Background: Sexual behaviors expose men to pathogens that may cause urethritis, but their frequency and sequence are understudied. We estimated the incidence of sexual behaviors and describe their sequence.
Methods: Heterosexual men ≥16 years attending the Seattle STD Clinic enrolled and returned for 6 monthly clinic visits, including clinic exam, specimen collection, and computerized self-interview. Nongonococcal urethritis (NGU) was defined as symptoms or urethral discharge plus ≥5 PMNs/HPF. Electronic diaries describing daily sexual exposures within the past 14 days were submitted every 2 weeks. Poisson regression with robust error variance yielded incidences and confidence intervals (CI).
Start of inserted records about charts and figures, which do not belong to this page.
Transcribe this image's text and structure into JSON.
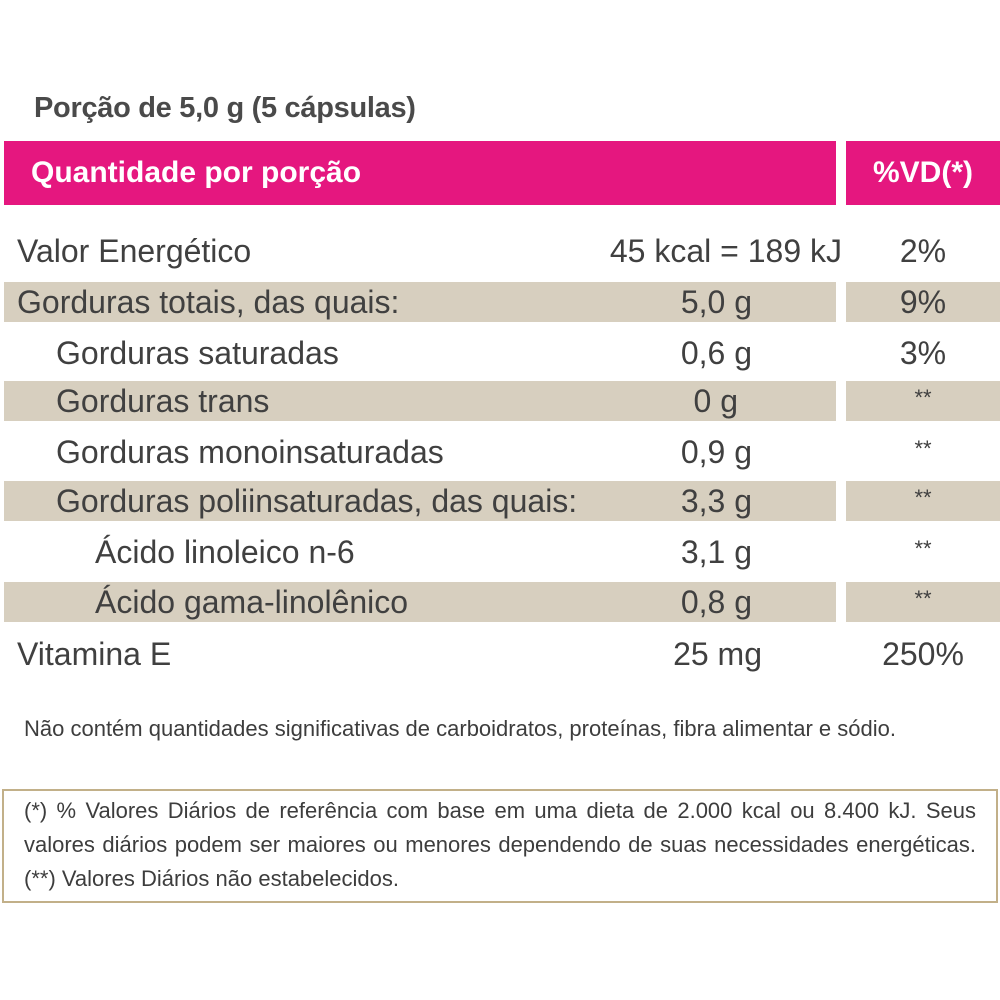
{
  "portion": "Porção de 5,0 g (5 cápsulas)",
  "header": {
    "left": "Quantidade por porção",
    "right": "%VD(*)"
  },
  "rows": [
    {
      "label": "Valor Energético",
      "amount": "45 kcal = 189 kJ",
      "vd": "2%"
    },
    {
      "label": "Gorduras totais, das quais:",
      "amount": "5,0 g",
      "vd": "9%"
    },
    {
      "label": "Gorduras saturadas",
      "amount": "0,6 g",
      "vd": "3%"
    },
    {
      "label": "Gorduras trans",
      "amount": "0 g",
      "vd": "**"
    },
    {
      "label": "Gorduras monoinsaturadas",
      "amount": "0,9 g",
      "vd": "**"
    },
    {
      "label": "Gorduras poliinsaturadas, das quais:",
      "amount": "3,3 g",
      "vd": "**"
    },
    {
      "label": "Ácido linoleico n-6",
      "amount": "3,1 g",
      "vd": "**"
    },
    {
      "label": "Ácido gama-linolênico",
      "amount": "0,8 g",
      "vd": "**"
    },
    {
      "label": "Vitamina E",
      "amount": "25 mg",
      "vd": "250%"
    }
  ],
  "notes": {
    "nutrients": "Não contém quantidades significativas de carboidratos, proteínas, fibra alimentar e sódio.",
    "footnote": "(*) % Valores Diários de referência com base em uma dieta de 2.000 kcal ou 8.400 kJ. Seus valores diários podem ser maiores ou menores dependendo de suas necessidades energéticas. (**) Valores Diários não estabelecidos."
  },
  "colors": {
    "header": "#e5177f",
    "shaded_row": "#d7cfbf",
    "footnote_border": "#c2b089"
  }
}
Results: From 8/2014–3/2016, 110 men completed 947 diaries reporting on 13,258 diary-days. At enrollment, mean age was 31.7; 68% were White, median number lifetime partners was 15 (IQR=9-37), and 45 men (41%) had NGU. The median number diaries per man was 10 (IQR=4-13) and sexual activity occurred a median of 8% of diary-days per man (IQR=4-16%). Incidence of any sex was 0.86 per person-week (ppwk) (95% CI=0.73-1.02). Vaginal sex occurred most frequently (0.80 ppwk; 0.67-0.96), followed by receipt of oral sex, (0.46 ppwk; 0.36-0.58) and anal sex (0.04 ppwk; 0.02-0.07). Receiving rimming was rare (0.01 ppwk; 0.00-0.02). Although most days with sex (67%) involved >1 behavior, vaginal sex alone occurred in 28.6% of episodes and receipt of oral sex alone in 3.1%. The most common sequence of behaviors per episode was hand-to-genital contact, receipt of oral sex, then vaginal sex (27.9%). Vaginal sex was preceded by hand-to-genital contact in 14.5% and by receipt of oral sex in 8.5%. Anal sex alone occurred rarely (0.44%) and usually last in sequences. Condoms were used in 28.8% of vaginal and 11.8% of anal sex.
Conclusions: Multiple sexual exposures per episode were frequent but condom use was infrequent. Individual male urethral microbiomes are often exposed simultaneously to oral and vaginal bacteria.